Even if you live in a cold climate, you can still grow Hawaiian flowers by planting them in containers. In fact, unless you live in zones 9 and above, you’ll most likely need to protect your tropical plants from cold. Most Hawaiian flowers will succumb to frost and freezes. By planting in containers, you can move your plants into a warm, protected space, like a greenhouse or inside your home, prior to frost.
The size of your container depends on what you plan to grow. However, for almost every Hawaiian plant, you’ll want to select a container with drainage holes. (If your container doesn’t already have drainage holes, you can use a drill to add some in the bottom of the pot depending on its material.) Add a saucer under the container to protect floors when you move the plant inside. Empty the saucer if any water drains into it. It’s also a good idea to elevate containers outside on patios and decks to ensure they drain well.
Select Good Soil.
Choose a good potting soil appropriate for what you want to grow. Garden soil is too heavy for containers and doesn’t allow adequate drainage. Check to see the plant’s requirements. Does it need sandy soil or potting soil rich with compost? Good, appropriate soil will help your plant thrive.
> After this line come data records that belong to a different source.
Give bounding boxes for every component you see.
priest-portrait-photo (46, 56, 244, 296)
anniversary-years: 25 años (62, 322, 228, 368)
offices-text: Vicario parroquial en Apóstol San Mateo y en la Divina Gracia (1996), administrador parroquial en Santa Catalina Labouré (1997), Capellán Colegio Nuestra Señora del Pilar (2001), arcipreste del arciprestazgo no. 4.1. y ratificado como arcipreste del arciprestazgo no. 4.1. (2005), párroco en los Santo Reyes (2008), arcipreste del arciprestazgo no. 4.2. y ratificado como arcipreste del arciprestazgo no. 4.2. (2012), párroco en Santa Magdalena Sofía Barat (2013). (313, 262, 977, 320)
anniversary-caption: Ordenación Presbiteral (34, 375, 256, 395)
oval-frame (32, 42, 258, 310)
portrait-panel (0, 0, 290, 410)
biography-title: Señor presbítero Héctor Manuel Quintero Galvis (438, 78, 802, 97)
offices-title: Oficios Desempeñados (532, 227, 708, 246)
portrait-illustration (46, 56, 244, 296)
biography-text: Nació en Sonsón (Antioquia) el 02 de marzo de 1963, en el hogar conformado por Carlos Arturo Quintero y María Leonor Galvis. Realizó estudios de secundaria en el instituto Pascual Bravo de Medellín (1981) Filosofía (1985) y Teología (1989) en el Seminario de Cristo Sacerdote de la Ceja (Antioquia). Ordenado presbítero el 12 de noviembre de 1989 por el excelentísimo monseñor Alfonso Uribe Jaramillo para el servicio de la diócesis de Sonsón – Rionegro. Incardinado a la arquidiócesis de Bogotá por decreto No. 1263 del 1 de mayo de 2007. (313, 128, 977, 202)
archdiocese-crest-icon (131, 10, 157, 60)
Certified Hawaiian nurseries can ship larger specimens to your home, if you prefer. Ask your hotel’s concierge for a recommendation.
Also, many tropical plants can be found locally during the summer months. Nurseries, big box stores, and online catalogs offer amazing selections of beautiful tropical plants.
Now, with your garden and home filled with beautiful Hawaiian flowers, it’s a bit easier to relax and enjoy your time between vacations. After all, you can enjoy your own bit of Hawaiian paradise while planning your next trip to Maui! Enjoy!